I regard the tradition of fugue, the tradition of 4 part harmony, and perhaps even the tradition of using ABA form and others to be "natural" in a certain sense, since they either rely on self-reference, or some kind of harmonic consistency that can be objectively observed.
None of these things would have seemed particularly "natural" to the average 13th century composer...
At the same time, I don't believe that such "naturalness" means that we shouldn't try to use crazy harmonies, rhythms or forms...I think all is freedom in music.
But one person's craziness is another's normality...
Thus, I do not disparage Xenakis or Cage or others just because they are exploring other methods at all. It is just, the methods they used produced music that does not interest me.
Fair enough, but it does interest others; if what they produced interested no one, that might be quite a different matter.
And examining what little I've been able to learn about their methods, it appears to me there is much less of just "having fun at a keyboard instrument" in their music.
And how much of that is there in Berlioz, or other composers of the past 200 years or so whose keyboard orientation might have been somewhat less than your own?
For now this satisfies me as an explanation for why I don't like their music much. Perhaps I'm biased because I like to "have fun at a keyboard instrument"
Yes, that does seem to be true. Paganini might have substituted the word "violin" had he sought to make a similar statement, but never mind...
and I have so much fun at it, I can't imagine what benefit my own music would acquire by trying to make the rhythms sound like the fibonacci sequence or by sticking spoons and bottle caps into the strings of my piano.
But no one is asking or expecting you to do any such thing! And just because I respect Xenakis and want to listen to some of his works sometimes doesn't in any sense mean that I want to compose music that either sounds like his or explores the same disciplines that he chose to explore.
While the resulting sounds may be interesting to some people, they don't interest me anywhere near as much as music made without any regard to introducing something other than music itself: melody, harmony, rhythm...and above all: FUN (otherwise known as joy, elation, satisfaction, etc.).
Apart from the fact that there's more to life than fun, one person's fun, melody, harmony, rhythm, etc. is another person's - well, you surely get my drift...
Also I would take issue with your suggestion (made elsewhere I believe) that because I say I like "beauty" and "fun" that somehow I don't like music that expresses fear, angst, anger, darkness, etc.

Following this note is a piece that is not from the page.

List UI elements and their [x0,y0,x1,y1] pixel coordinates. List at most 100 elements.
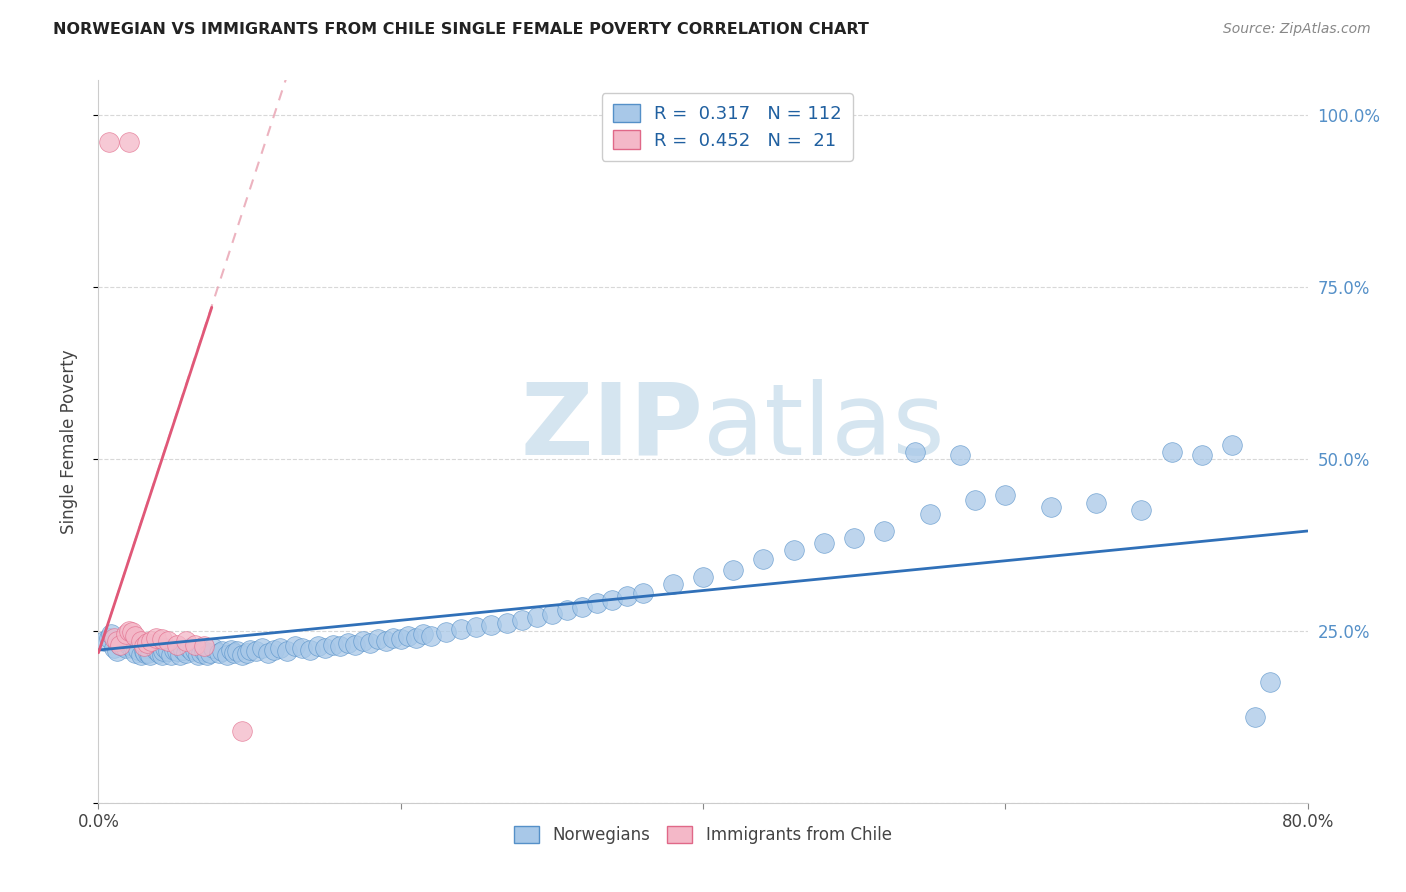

Paradoxically, some of the music I like which I feel does express those negative emotions satisfies me in a similar way to the kind that is happy/heroic, etc. I haven't thought all that much about that subject...I would just say I have heard music which expresses feelings of anger/frustration much more convincingly, for me, than Xenakis has.
That is not what I am suggesting. What I do say, however, is that one should try to open one's ears to as wide a variety of musical expression as possible and, in so doing, one's opinions become better formed and more explicable. I am not asking you to be convinced by anything that Xenakis does - merely to accept that others are so, even those who only want to listen to some of his work on occasion. What I think Xenakis has done is expand our horizons of musical expression, just as Bach, Beethoven, Mahler, Schönberg, Shostakovich, Carter and so many others have done; that strikes me as exemplifying the kind of human development which perhaps only music can provide, for our intellectual and emotional capacities are - or rather can and should be - very much more heightened than once they were.